DevOps, but secure

Does it really make sense to merge the two silos of development and operations with the hermetic world of security to create an agile organization? Doesn't that mean slowing down the agile momentum of DevOps right away?

Admittedly, as the CTO of an IT service provider, I understand questions like these all too well. After all, digitization is all about fast results. Systems that can be introduced quickly and operated efficiently.

But what's the point if development seems to be completed in record time, but the product then fails safety tests? Experience shows: In addition to high costs and missed revenue opportunities, such a DevOps approach that fails too late also damages the agile strategy behind it.

It is true that the agile organization makes it difficult to establish development, security and operations as a whole right from the start. Security problems nip many a hopeful development in the bud.

But here, too, it is important to see early failure as an opportunity that can save expensive bad investments. So the question is not whether DevOps will become DevSecOps, but how it can succeed.

The obstacles on the way to a DevSecOps organization are hardly any different from those that any DevOps approach has to contend with anyway: In addition to the silo structure, which can be changed by organizational measures, it is the entrenched silo culture that lives on in people's minds.

The contrasts between "creative but chaotic" developers and "uncompromising, pedantic" security experts are even more apparent here than in the interaction between development and operations.

The good news for all involved: Understanding is possible! In fact, experience shows that team-oriented collaboration between developers, administrators and security experts produces better results faster and is more fun at the same time.

The most important task in implementing a DevSecOps structure lies with the top management. It must establish culture brokers who want change, find like-minded people and can inspire others to do so.
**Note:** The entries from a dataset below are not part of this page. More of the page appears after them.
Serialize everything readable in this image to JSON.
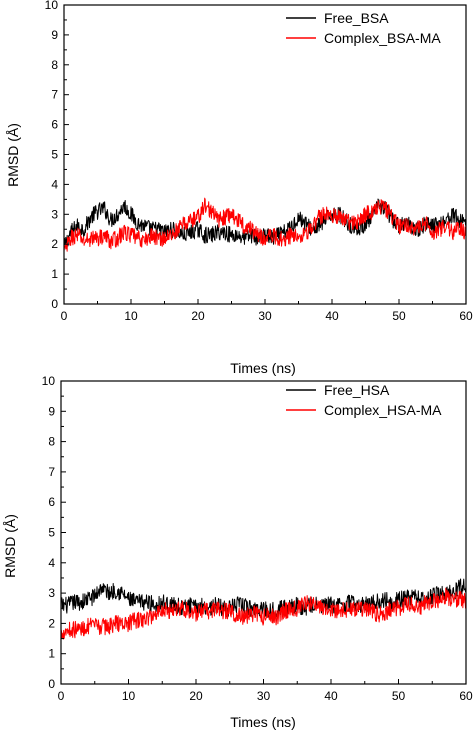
{
  "chart_data": [
    {
      "type": "line",
      "xlabel": "Times (ns)",
      "ylabel": "RMSD (Å)",
      "xlim": [
        0,
        60
      ],
      "ylim": [
        0,
        10
      ],
      "x_ticks": [
        "0",
        "10",
        "20",
        "30",
        "40",
        "50",
        "60"
      ],
      "y_ticks": [
        "0",
        "1",
        "2",
        "3",
        "4",
        "5",
        "6",
        "7",
        "8",
        "9",
        "10"
      ],
      "grid": false,
      "legend_position": "top-right",
      "series": [
        {
          "name": "Free_BSA",
          "color": "#000000",
          "x": [
            0,
            1,
            2,
            3,
            4,
            5,
            6,
            7,
            8,
            9,
            10,
            11,
            12,
            13,
            14,
            15,
            16,
            17,
            18,
            19,
            20,
            21,
            22,
            23,
            24,
            25,
            26,
            27,
            28,
            29,
            30,
            31,
            32,
            33,
            34,
            35,
            36,
            37,
            38,
            39,
            40,
            41,
            42,
            43,
            44,
            45,
            46,
            47,
            48,
            49,
            50,
            51,
            52,
            53,
            54,
            55,
            56,
            57,
            58,
            59,
            60
          ],
          "values": [
            1.9,
            2.4,
            2.6,
            2.5,
            2.9,
            3.1,
            3.2,
            2.8,
            3.0,
            3.3,
            3.0,
            2.7,
            2.6,
            2.5,
            2.5,
            2.4,
            2.5,
            2.4,
            2.3,
            2.4,
            2.5,
            2.3,
            2.3,
            2.4,
            2.4,
            2.3,
            2.3,
            2.2,
            2.3,
            2.2,
            2.3,
            2.2,
            2.3,
            2.4,
            2.6,
            2.9,
            2.7,
            2.5,
            2.6,
            2.8,
            3.0,
            3.0,
            2.8,
            2.6,
            2.5,
            2.7,
            2.9,
            3.3,
            3.2,
            2.8,
            2.6,
            2.7,
            2.6,
            2.5,
            2.7,
            2.6,
            2.7,
            2.8,
            3.0,
            2.8,
            2.8
          ]
        },
        {
          "name": "Complex_BSA-MA",
          "color": "#ff0000",
          "x": [
            0,
            1,
            2,
            3,
            4,
            5,
            6,
            7,
            8,
            9,
            10,
            11,
            12,
            13,
            14,
            15,
            16,
            17,
            18,
            19,
            20,
            21,
            22,
            23,
            24,
            25,
            26,
            27,
            28,
            29,
            30,
            31,
            32,
            33,
            34,
            35,
            36,
            37,
            38,
            39,
            40,
            41,
            42,
            43,
            44,
            45,
            46,
            47,
            48,
            49,
            50,
            51,
            52,
            53,
            54,
            55,
            56,
            57,
            58,
            59,
            60
          ],
          "values": [
            1.7,
            2.2,
            2.3,
            2.1,
            2.2,
            2.2,
            2.3,
            2.1,
            2.2,
            2.4,
            2.3,
            2.2,
            2.1,
            2.3,
            2.2,
            2.2,
            2.3,
            2.5,
            2.7,
            2.8,
            2.9,
            3.3,
            3.1,
            2.8,
            2.9,
            3.0,
            2.8,
            2.6,
            2.5,
            2.3,
            2.2,
            2.3,
            2.2,
            2.2,
            2.3,
            2.3,
            2.4,
            2.5,
            2.9,
            3.0,
            3.0,
            2.9,
            2.8,
            2.7,
            2.8,
            3.0,
            3.1,
            3.3,
            3.2,
            2.9,
            2.6,
            2.7,
            2.6,
            2.5,
            2.7,
            2.4,
            2.5,
            2.6,
            2.4,
            2.5,
            2.4
          ]
        }
      ]
    },
    {
      "type": "line",
      "xlabel": "Times (ns)",
      "ylabel": "RMSD (Å)",
      "xlim": [
        0,
        60
      ],
      "ylim": [
        0,
        10
      ],
      "x_ticks": [
        "0",
        "10",
        "20",
        "30",
        "40",
        "50",
        "60"
      ],
      "y_ticks": [
        "0",
        "1",
        "2",
        "3",
        "4",
        "5",
        "6",
        "7",
        "8",
        "9",
        "10"
      ],
      "grid": false,
      "legend_position": "top-right",
      "series": [
        {
          "name": "Free_HSA",
          "color": "#000000",
          "x": [
            0,
            1,
            2,
            3,
            4,
            5,
            6,
            7,
            8,
            9,
            10,
            11,
            12,
            13,
            14,
            15,
            16,
            17,
            18,
            19,
            20,
            21,
            22,
            23,
            24,
            25,
            26,
            27,
            28,
            29,
            30,
            31,
            32,
            33,
            34,
            35,
            36,
            37,
            38,
            39,
            40,
            41,
            42,
            43,
            44,
            45,
            46,
            47,
            48,
            49,
            50,
            51,
            52,
            53,
            54,
            55,
            56,
            57,
            58,
            59,
            60
          ],
          "values": [
            2.6,
            2.6,
            2.7,
            2.7,
            2.8,
            2.9,
            3.2,
            3.0,
            3.1,
            3.0,
            2.8,
            2.7,
            2.7,
            2.7,
            2.6,
            2.7,
            2.6,
            2.6,
            2.5,
            2.6,
            2.5,
            2.6,
            2.5,
            2.6,
            2.5,
            2.5,
            2.6,
            2.6,
            2.5,
            2.5,
            2.5,
            2.4,
            2.5,
            2.5,
            2.6,
            2.6,
            2.5,
            2.6,
            2.6,
            2.6,
            2.6,
            2.6,
            2.6,
            2.7,
            2.6,
            2.6,
            2.7,
            2.7,
            2.8,
            2.7,
            2.8,
            2.8,
            2.9,
            2.8,
            2.8,
            2.9,
            3.0,
            3.0,
            3.0,
            3.2,
            3.3
          ]
        },
        {
          "name": "Complex_HSA-MA",
          "color": "#ff0000",
          "x": [
            0,
            1,
            2,
            3,
            4,
            5,
            6,
            7,
            8,
            9,
            10,
            11,
            12,
            13,
            14,
            15,
            16,
            17,
            18,
            19,
            20,
            21,
            22,
            23,
            24,
            25,
            26,
            27,
            28,
            29,
            30,
            31,
            32,
            33,
            34,
            35,
            36,
            37,
            38,
            39,
            40,
            41,
            42,
            43,
            44,
            45,
            46,
            47,
            48,
            49,
            50,
            51,
            52,
            53,
            54,
            55,
            56,
            57,
            58,
            59,
            60
          ],
          "values": [
            1.7,
            1.8,
            1.8,
            1.8,
            1.9,
            1.9,
            1.9,
            1.9,
            2.0,
            2.0,
            2.0,
            2.1,
            2.1,
            2.2,
            2.3,
            2.5,
            2.4,
            2.5,
            2.5,
            2.4,
            2.3,
            2.4,
            2.4,
            2.5,
            2.4,
            2.4,
            2.3,
            2.2,
            2.3,
            2.3,
            2.2,
            2.3,
            2.2,
            2.4,
            2.5,
            2.5,
            2.6,
            2.7,
            2.5,
            2.5,
            2.5,
            2.4,
            2.5,
            2.4,
            2.5,
            2.5,
            2.4,
            2.3,
            2.3,
            2.5,
            2.5,
            2.6,
            2.6,
            2.5,
            2.7,
            2.7,
            2.8,
            2.9,
            2.8,
            2.8,
            2.7
          ]
        }
      ]
    }
  ]
}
First of all, therefore, an open exchange within the existing framework is necessary that does not shy away from confrontation between forces that insist and those that want to change. This is where the actors can be found, who together develop structures of mutual adaptation and connection. In concrete terms, it is a matter of asking questions.
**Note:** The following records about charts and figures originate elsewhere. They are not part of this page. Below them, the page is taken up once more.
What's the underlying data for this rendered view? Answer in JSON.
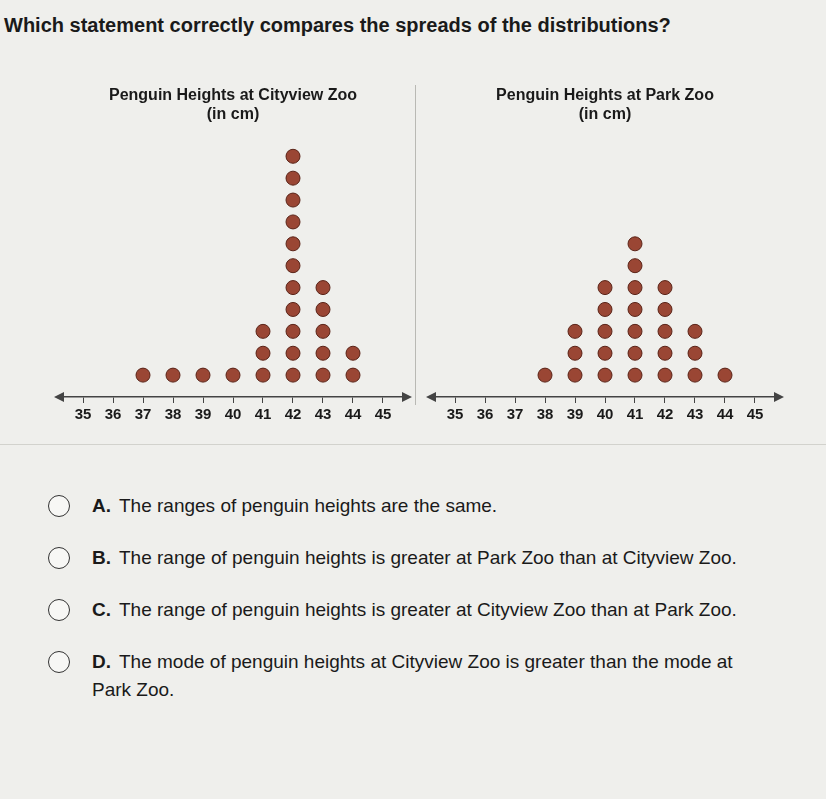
{
  "question": "Which statement correctly compares the spreads of the distributions?",
  "chart_data": [
    {
      "type": "dot",
      "title": [
        "Penguin Heights at Cityview Zoo",
        "(in cm)"
      ],
      "x": [
        37,
        38,
        39,
        40,
        41,
        42,
        43,
        44
      ],
      "values": [
        1,
        1,
        1,
        1,
        3,
        11,
        5,
        2
      ],
      "xlim": [
        34.3,
        45.7
      ],
      "xticks": [
        35,
        36,
        37,
        38,
        39,
        40,
        41,
        42,
        43,
        44,
        45
      ],
      "ylim": [
        0,
        12
      ],
      "color": "#9a4634",
      "marker": "circle",
      "grid": false,
      "tick_labels": "x"
    },
    {
      "type": "dot",
      "title": [
        "Penguin Heights at Park Zoo",
        "(in cm)"
      ],
      "x": [
        38,
        39,
        40,
        41,
        42,
        43,
        44
      ],
      "values": [
        1,
        3,
        5,
        7,
        5,
        3,
        1
      ],
      "xlim": [
        34.3,
        45.7
      ],
      "xticks": [
        35,
        36,
        37,
        38,
        39,
        40,
        41,
        42,
        43,
        44,
        45
      ],
      "ylim": [
        0,
        12
      ],
      "color": "#9a4634",
      "marker": "circle",
      "grid": false,
      "tick_labels": "x"
    }
  ],
  "options": [
    {
      "letter": "A.",
      "text": "The ranges of penguin heights are the same."
    },
    {
      "letter": "B.",
      "text": "The range of penguin heights is greater at Park Zoo than at Cityview Zoo."
    },
    {
      "letter": "C.",
      "text": "The range of penguin heights is greater at Cityview Zoo than at Park Zoo."
    },
    {
      "letter": "D.",
      "text": "The mode of penguin heights at Cityview Zoo is greater than the mode at Park Zoo."
    }
  ]
}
Not to get the "right" answers, but to get the discourse going: How can IT and business work together to improve existing processes and create new ones? What do the previous silos need to know about each other for this? How can we achieve more faster with DevSecOps?

Diversity in the team is a key to successful agile organizations. But how do interdisciplinary teams operate when for years each department has worked for itself? Despite all the commitments to security by design, development and security are still two worlds apart in most companies today.
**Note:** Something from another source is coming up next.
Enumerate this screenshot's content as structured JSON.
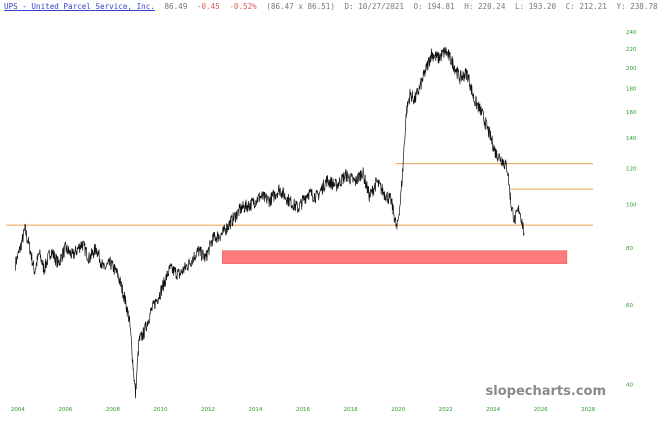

In merging these worlds into an agile organization, the following practical steps have proven successful in NTT Data DevSecOps projects worldwide:

• Install Security Champion program
• Safe development is more fun
• Allow specialists for development and safety to observe in the respective other department
• Getting to know each other promotes understanding of the common task
• Provide training opportunities
• People want to learn - learning together promotes joint success
• Shape the relationship between IT and business fairly
• With increasing digitization, the old division into IT as supplier and business as customer no longer fits
• Set common goals, which includes allowing DevSecOps teams to make decisions together.